Convert a PDF file to XLIFF, creating (in some future release?) xliff, skeleton and format files as output.

Specified by:
convert in interface Converter
Parameters:
mode - The mode of conversion (to XLIFF in this case).
language - The language of the input file.
phaseName - The target phase-name. This value is ignored.
maxPhase - The maximum phase number. This value is ignored.
nativeEncoding - The encoding of the input file. This value is ignored for PDF files.
nativeFileType - The type of the native file. This value must be "PDF". (Note: The value is stored in the the datatype attribute of the XLIFF's file element.)
nativeFileName - The name of the input PDF file (without directory prefix).
baseDir - The directory that contains the input PDF file--from which we will read the input file. This is also the directory in which the output xliff, skeleton and format files will be written.

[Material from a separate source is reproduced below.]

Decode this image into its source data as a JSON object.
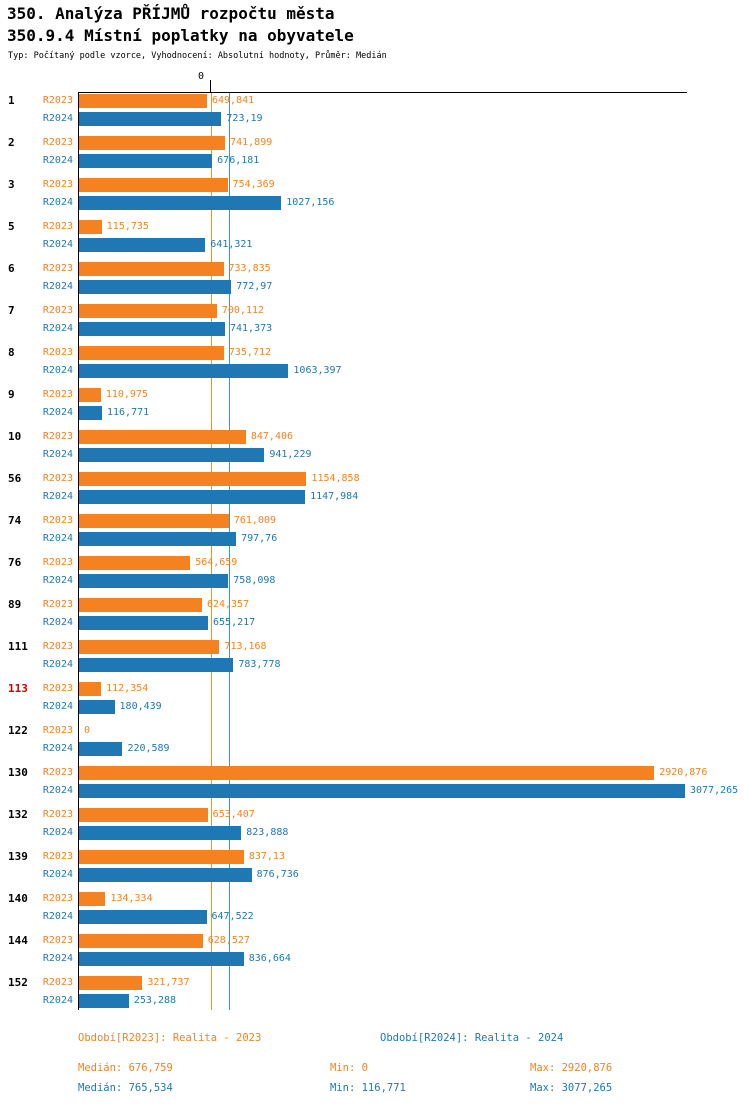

The output files will be named as follows:
  • nativeFileName.xliff
  • nativeFileName.skeleton (future?)
  • nativeFileName.format (future?)
where nativeFileName is the file name specified in the nativeFileName parameter.
notifier - Instance of a class that implements the Notifier interface (to send notifications in case of conversion error).
Returns:
Indicator of the status of the conversion.
Throws:
ConversionException - If a conversion exception is encountered.

setConversionProperty

public void setConversionProperty(java.lang.String property,
                                  java.lang.Object value)
                           throws ConversionException
Set a format-specific property that might affect the way that the conversion occurs.

Note: This converter needs no format-specific properties. If any are passed, they will be silently ignored.

Specified by:
setConversionProperty in interface Converter
Parameters:
property - The name of the property
value - The value of the property
Throws:
ConversionException - If the property isn't recognized (and if it matters).